Прохор Зыков подскакал тотчас же, но, видя, что на Григории лица нет, от испуга даже под козырек взял:
— Чего прикажешь?
— Рябчикова! Где Рябчиков?
— В хвосте колонны.
— Скачи! Живо его сюда!
Платон Рябчиков, на рыси обойдя походную колонну, поравнялся с Григорием. На белоусом лице его кожа была вышелушена ветрами, усы и брови, припаленные вешним солнцем, отсвечивали лисьей рыжиной. Он улыбался, на скаку дымил цигаркой. Темно-гнедой конь, сытый телом, нимало не сдавший за весенние месяцы, шел под ним веселой иноходью, посверкивая нагрудником.
— Письмо из Вешек? — крикнул Рябчиков, завидя около Григория нарочного.

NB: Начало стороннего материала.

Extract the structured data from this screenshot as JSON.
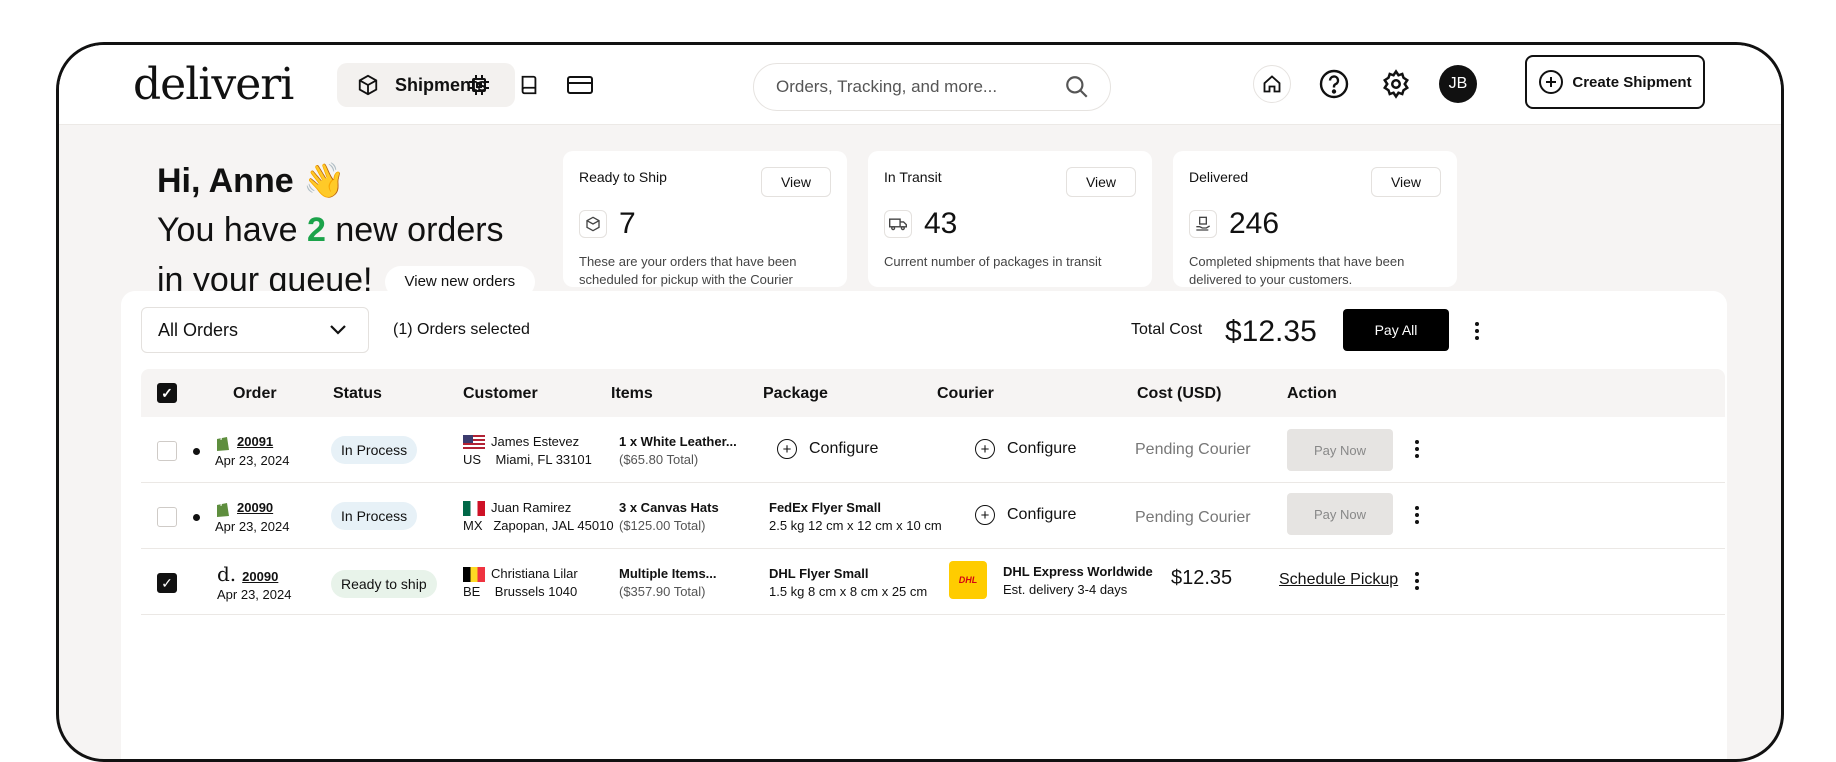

— Письмо, — сдержанно отвечал Григорий. — Примай на себя полк и дивизию. Я выезжаю.
— Ну что же, езжай. А что за спешка? Что пишут? Кто? Кудинов?
— Сердобский полк сдался в Усть-Хопре...
— Ну-у-у? Живем ишо? Зараз едешь?
— Зараз.
— Ну, с Богом. Покеда вернешься, мы уже в Астаховой будем!
«Захватить бы живым Мишку, Ивана Алексеева... Дознаться, кто Петра убил... и выручить Ивана, Мишку от смерти! Выручить... Кровь легла промеж нас, но ить не чужие ж мы?!» — думал Григорий, бешено охаживая коня плетью, намётом спускаясь с бугра.
LII
Как только повстанческие сотни вошли в Усть-Хоперскую и окружили митинговавших сердобцев, командир 6-й бригады Богатырев с Вороновским и Волковым удалились на совещание. Происходило оно тут же, возле площади, в одном из купеческих домов, и было коротко. Богатырев, не снимая с руки плети, поздоровался с Вороновским, сказал:
— Все хорошо. Это вам зачтется. А вот как это орудий вы не могли сохранить?
— Случайность! Чистая случайность, господин хорунжий! Артиллеристы были почти все коммунисты, они оказали нашим отчаянное сопротивление, когда их начали обезоруживать: убили двух красноармейцев и, сняв замки, убежали.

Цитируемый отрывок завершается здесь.